Sobre chave de boca e hashi
#5 -- uma conversa sobre fracassos; preciso de férias da montagem de móveis; confiem nas avaliações dos produtos; protejam suas caçambas
Comprar uma prateleira pela internet. Esperar a encomenda chegar pelo correio. Separar um dia para montar as peças, quem sabe até tomar um vinho. Para depois só aproveitar a praticidade de ter um novo lugar pra organizar os potes de vidro na cozinha. Essa história tinha tudo pra ter um final feliz. Talvez até tenha um final feliz. Só o meio é que foi complicado. Nem a parte de esperar a encomenda é fácil quando você mora num local sem portaria, dependendo de interfones disfuncionais. Ontem mesmo tive que sair correndo pra tentar chegar no portão a tempo de falar com a pessoa que veio buscar o aquecedor defeituoso da minha vizinha, protagonizando a cena ridícula de ver o rapaz indo embora enquanto me dava conta de que havia esquecido a chave da entrada e acenava pelo vidro da porta. Foi triste.
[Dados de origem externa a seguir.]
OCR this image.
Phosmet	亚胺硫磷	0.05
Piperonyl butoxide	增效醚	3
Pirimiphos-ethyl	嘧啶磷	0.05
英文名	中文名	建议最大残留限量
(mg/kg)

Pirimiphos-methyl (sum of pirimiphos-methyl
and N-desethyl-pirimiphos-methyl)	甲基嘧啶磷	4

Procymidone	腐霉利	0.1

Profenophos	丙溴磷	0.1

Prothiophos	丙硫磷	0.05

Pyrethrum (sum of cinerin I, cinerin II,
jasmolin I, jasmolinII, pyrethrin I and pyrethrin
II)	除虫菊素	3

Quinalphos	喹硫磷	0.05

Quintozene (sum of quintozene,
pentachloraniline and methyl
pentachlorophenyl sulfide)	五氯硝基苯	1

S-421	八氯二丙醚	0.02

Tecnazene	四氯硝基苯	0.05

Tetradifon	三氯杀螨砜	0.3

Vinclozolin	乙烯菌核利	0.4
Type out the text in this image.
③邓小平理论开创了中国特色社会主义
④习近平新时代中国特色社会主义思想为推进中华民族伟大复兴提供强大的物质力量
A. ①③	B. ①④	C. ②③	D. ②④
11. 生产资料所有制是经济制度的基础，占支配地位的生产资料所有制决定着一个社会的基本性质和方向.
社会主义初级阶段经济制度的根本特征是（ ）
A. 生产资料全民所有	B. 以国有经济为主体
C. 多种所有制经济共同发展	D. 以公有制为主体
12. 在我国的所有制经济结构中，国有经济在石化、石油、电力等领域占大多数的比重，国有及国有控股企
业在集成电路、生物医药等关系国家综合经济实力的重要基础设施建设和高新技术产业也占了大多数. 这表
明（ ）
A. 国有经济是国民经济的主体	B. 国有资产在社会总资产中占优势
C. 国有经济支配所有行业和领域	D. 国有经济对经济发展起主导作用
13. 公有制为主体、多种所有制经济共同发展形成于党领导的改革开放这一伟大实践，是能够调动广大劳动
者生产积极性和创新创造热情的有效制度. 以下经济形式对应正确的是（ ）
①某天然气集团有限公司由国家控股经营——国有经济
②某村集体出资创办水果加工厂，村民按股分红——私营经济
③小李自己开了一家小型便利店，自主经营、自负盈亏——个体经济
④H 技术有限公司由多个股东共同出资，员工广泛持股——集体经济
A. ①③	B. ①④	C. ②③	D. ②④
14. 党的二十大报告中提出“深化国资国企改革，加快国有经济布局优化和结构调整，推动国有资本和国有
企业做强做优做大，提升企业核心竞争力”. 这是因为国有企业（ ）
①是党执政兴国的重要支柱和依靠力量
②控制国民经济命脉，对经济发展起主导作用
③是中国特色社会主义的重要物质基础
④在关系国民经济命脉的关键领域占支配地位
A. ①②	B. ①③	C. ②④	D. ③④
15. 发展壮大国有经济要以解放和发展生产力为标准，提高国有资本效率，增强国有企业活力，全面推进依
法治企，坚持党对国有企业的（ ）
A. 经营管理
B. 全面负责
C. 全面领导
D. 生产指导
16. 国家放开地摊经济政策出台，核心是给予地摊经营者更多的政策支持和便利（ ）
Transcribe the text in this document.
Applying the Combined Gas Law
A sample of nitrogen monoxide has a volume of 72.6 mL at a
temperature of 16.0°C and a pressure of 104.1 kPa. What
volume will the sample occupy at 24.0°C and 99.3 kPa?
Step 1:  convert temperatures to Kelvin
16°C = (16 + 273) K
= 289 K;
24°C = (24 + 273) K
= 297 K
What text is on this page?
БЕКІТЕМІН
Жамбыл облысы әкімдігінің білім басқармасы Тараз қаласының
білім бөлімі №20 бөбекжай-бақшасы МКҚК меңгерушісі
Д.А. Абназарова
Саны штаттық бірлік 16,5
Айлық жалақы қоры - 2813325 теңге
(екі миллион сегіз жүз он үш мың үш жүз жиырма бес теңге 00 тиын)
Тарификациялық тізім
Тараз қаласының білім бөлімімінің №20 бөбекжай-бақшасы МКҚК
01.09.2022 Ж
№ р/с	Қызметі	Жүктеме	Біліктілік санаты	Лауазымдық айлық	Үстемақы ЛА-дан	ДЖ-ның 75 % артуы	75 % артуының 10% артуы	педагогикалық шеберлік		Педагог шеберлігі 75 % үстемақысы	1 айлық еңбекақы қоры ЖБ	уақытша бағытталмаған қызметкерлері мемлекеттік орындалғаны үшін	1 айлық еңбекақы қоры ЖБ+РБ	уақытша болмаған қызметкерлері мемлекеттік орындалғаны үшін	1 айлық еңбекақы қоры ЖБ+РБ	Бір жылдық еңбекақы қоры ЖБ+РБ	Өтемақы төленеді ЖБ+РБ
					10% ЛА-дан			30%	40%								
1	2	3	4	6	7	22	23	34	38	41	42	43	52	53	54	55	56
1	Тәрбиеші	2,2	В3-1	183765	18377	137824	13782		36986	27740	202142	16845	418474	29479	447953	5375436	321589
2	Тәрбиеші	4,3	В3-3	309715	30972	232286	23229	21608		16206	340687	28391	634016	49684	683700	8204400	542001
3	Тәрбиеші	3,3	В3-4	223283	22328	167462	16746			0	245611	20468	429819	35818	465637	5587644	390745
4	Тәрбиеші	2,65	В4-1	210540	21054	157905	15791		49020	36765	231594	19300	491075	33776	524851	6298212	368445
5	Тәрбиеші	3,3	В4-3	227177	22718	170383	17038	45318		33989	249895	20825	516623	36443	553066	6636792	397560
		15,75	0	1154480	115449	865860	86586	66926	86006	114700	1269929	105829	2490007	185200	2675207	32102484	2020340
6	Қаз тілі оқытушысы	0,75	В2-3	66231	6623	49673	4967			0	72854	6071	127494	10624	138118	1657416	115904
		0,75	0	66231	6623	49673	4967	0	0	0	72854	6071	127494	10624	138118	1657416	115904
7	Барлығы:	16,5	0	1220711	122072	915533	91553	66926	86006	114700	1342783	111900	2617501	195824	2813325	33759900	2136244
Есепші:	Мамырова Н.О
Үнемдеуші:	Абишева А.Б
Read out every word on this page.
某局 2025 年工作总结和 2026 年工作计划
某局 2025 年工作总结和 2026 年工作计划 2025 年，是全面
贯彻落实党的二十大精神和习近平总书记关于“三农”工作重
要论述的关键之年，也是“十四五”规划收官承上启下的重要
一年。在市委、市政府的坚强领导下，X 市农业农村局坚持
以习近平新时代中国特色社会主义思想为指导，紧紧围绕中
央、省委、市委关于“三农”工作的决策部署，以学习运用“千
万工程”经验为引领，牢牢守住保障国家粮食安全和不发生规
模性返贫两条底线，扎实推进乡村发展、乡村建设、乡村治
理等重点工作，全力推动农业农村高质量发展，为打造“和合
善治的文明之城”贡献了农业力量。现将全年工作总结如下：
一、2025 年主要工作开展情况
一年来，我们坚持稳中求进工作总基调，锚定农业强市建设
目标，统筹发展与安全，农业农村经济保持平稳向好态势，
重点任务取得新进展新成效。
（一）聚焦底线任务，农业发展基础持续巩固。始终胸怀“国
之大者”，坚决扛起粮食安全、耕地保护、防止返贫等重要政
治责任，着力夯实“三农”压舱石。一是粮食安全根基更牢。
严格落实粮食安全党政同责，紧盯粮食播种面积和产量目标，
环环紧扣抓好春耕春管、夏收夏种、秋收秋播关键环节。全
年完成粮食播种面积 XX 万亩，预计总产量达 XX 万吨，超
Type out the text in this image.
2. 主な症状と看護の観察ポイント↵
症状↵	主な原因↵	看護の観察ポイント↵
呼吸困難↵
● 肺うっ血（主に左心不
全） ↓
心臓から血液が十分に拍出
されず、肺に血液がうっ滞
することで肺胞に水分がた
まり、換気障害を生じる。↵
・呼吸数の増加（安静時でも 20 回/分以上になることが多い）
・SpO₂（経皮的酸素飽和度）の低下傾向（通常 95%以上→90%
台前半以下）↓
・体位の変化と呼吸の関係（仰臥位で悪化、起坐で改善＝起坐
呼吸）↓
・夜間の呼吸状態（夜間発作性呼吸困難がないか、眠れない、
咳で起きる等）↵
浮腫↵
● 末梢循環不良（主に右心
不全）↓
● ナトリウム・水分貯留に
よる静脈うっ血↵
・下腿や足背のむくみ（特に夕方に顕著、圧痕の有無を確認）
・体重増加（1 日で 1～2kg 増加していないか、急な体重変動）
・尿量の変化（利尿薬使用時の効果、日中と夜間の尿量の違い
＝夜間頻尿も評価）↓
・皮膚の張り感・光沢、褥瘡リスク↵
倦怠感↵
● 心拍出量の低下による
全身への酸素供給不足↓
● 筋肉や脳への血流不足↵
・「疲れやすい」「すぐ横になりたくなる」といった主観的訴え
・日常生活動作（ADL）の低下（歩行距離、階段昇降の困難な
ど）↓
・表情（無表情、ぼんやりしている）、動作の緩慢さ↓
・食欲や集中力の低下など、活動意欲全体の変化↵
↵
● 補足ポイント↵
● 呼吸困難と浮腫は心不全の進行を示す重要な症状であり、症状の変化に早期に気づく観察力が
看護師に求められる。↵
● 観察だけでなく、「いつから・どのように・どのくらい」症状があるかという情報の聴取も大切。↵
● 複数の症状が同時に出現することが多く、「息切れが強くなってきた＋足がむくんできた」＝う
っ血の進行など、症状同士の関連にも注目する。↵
O inventário dos móveis montados por mãos inexperientes nesta casa consiste em um guarda-roupa que tinha todas as avaliações negativas e certeiras (combo de peças faltantes com material frágil e um manual de instruções que não condizia com a realidade); uma cadeira gamer (isso conta?); duas escrivaninhas iguais (a segunda foi mais fácil); e a fatídica prateleira de ferro. Depois disso tudo, eu fiquei em dúvida sobre qual seria a pior opção:(a) montar um móvel; (b) desmontar um móvel; ou (c) remontar um móvel?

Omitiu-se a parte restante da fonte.